Alton Bay, at Winnipesaukee’s southern tail, has the tranquil, lived-in feel of an old Michigan cottage community in one of Hemingway’s Nick Adams stories, with fried-clam joints–still serving in October– thrown in for New England effect. The town is, of course, connected by road to everywhere, but when the Mount Washington heaves into view at the head of the bay, it seems as though she’s coming to deliver a week’s worth of supplies. From the looks of things, that would be bait, flour, a few cases of Moxie, and the latest Saturday Evening Post.
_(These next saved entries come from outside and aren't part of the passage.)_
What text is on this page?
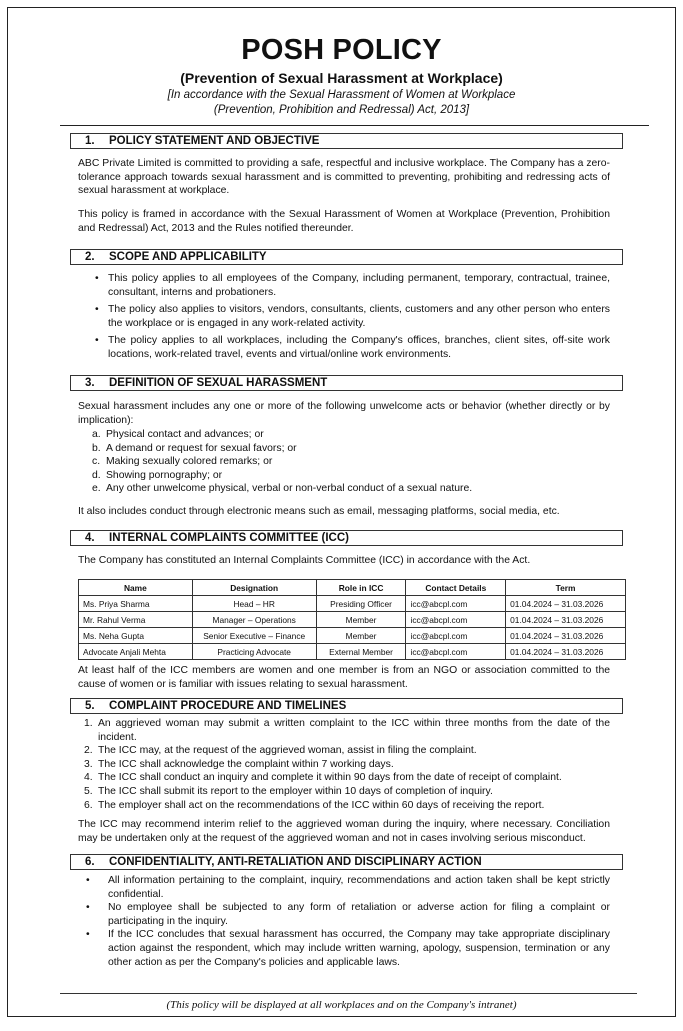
POSH POLICY
(Prevention of Sexual Harassment at Workplace)
[In accordance with the Sexual Harassment of Women at Workplace
(Prevention, Prohibition and Redressal) Act, 2013]
1. POLICY STATEMENT AND OBJECTIVE
ABC Private Limited is committed to providing a safe, respectful and inclusive workplace. The Company has a zero-tolerance approach towards sexual harassment and is committed to preventing, prohibiting and redressing acts of sexual harassment at workplace.
This policy is framed in accordance with the Sexual Harassment of Women at Workplace (Prevention, Prohibition and Redressal) Act, 2013 and the Rules notified thereunder.
2. SCOPE AND APPLICABILITY
• This policy applies to all employees of the Company, including permanent, temporary, contractual, trainee, consultant, interns and probationers.
• The policy also applies to visitors, vendors, consultants, clients, customers and any other person who enters the workplace or is engaged in any work-related activity.
• The policy applies to all workplaces, including the Company's offices, branches, client sites, off-site work locations, work-related travel, events and virtual/online work environments.
3. DEFINITION OF SEXUAL HARASSMENT
Sexual harassment includes any one or more of the following unwelcome acts or behavior (whether directly or by implication):
a. Physical contact and advances; or
b. A demand or request for sexual favors; or
c. Making sexually colored remarks; or
d. Showing pornography; or
e. Any other unwelcome physical, verbal or non-verbal conduct of a sexual nature.
It also includes conduct through electronic means such as email, messaging platforms, social media, etc.
4. INTERNAL COMPLAINTS COMMITTEE (ICC)
The Company has constituted an Internal Complaints Committee (ICC) in accordance with the Act.
Name	Designation	Role in ICC	Contact Details	Term
Ms. Priya Sharma	Head – HR	Presiding Officer	icc@abcpl.com	01.04.2024 – 31.03.2026
Mr. Rahul Verma	Manager – Operations	Member	icc@abcpl.com	01.04.2024 – 31.03.2026
Ms. Neha Gupta	Senior Executive – Finance	Member	icc@abcpl.com	01.04.2024 – 31.03.2026
Advocate Anjali Mehta	Practicing Advocate	External Member	icc@abcpl.com	01.04.2024 – 31.03.2026
At least half of the ICC members are women and one member is from an NGO or association committed to the cause of women or is familiar with issues relating to sexual harassment.
5. COMPLAINT PROCEDURE AND TIMELINES
1. An aggrieved woman may submit a written complaint to the ICC within three months from the date of the incident.
2. The ICC may, at the request of the aggrieved woman, assist in filing the complaint.
3. The ICC shall acknowledge the complaint within 7 working days.
4. The ICC shall conduct an inquiry and complete it within 90 days from the date of receipt of complaint.
5. The ICC shall submit its report to the employer within 10 days of completion of inquiry.
6. The employer shall act on the recommendations of the ICC within 60 days of receiving the report.
The ICC may recommend interim relief to the aggrieved woman during the inquiry, where necessary. Conciliation may be undertaken only at the request of the aggrieved woman and not in cases involving serious misconduct.
6. CONFIDENTIALITY, ANTI-RETALIATION AND DISCIPLINARY ACTION
• All information pertaining to the complaint, inquiry, recommendations and action taken shall be kept strictly confidential.
• No employee shall be subjected to any form of retaliation or adverse action for filing a complaint or participating in the inquiry.
• If the ICC concludes that sexual harassment has occurred, the Company may take appropriate disciplinary action against the respondent, which may include written warning, apology, suspension, termination or any other action as per the Company's policies and applicable laws.
(This policy will be displayed at all workplaces and on the Company's intranet)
I’d nearly finished circling the lakes. Tomorrow I’d continue northwest on Route 11, stopping at Gilford’s Ellacoya State Park to see the broad mirroring of color on Winnipesaukee, then ducking via 11B into incongruous Weirs Beach (a village in Laconia), its big neon sign urging travelers to hang a right toward an ocean resort that seems to be looking for an ocean, and for the 1950s. I’d swing up Route 3 through Meredith, its old linen mill polished and packed with cheerful shops and restaurants, now known as Mill Falls Marketplace. And I might head west from there on Route 104 over to Bristol and then swing up a counterclockwise route around pristine, spring-fed Newfound Lake, stopping to walk the wooded trails of Audubon’s Paradise Point Nature Center, Hebron Marsh Sanctuary, and Bear Mountain Sanctuary.
For now, though, I was tucked in at Gilford’s Inn at Smith Cove, a place that felt like the big summer camp of a well-to-do family, a camp on a lake that had been enjoyed for generations–a place where wealth had been displayed not in lace and china, but in an abundance of fir wainscoting, floor to ceiling, each room a snug redoubt of warm brown wood.
Dawn broke gray and cool the next morning. A small white boat glided past the dock outside my window. I was snug in the heart of New Hampshire, at the loveliest and most bittersweet of all the turnings of the seasons.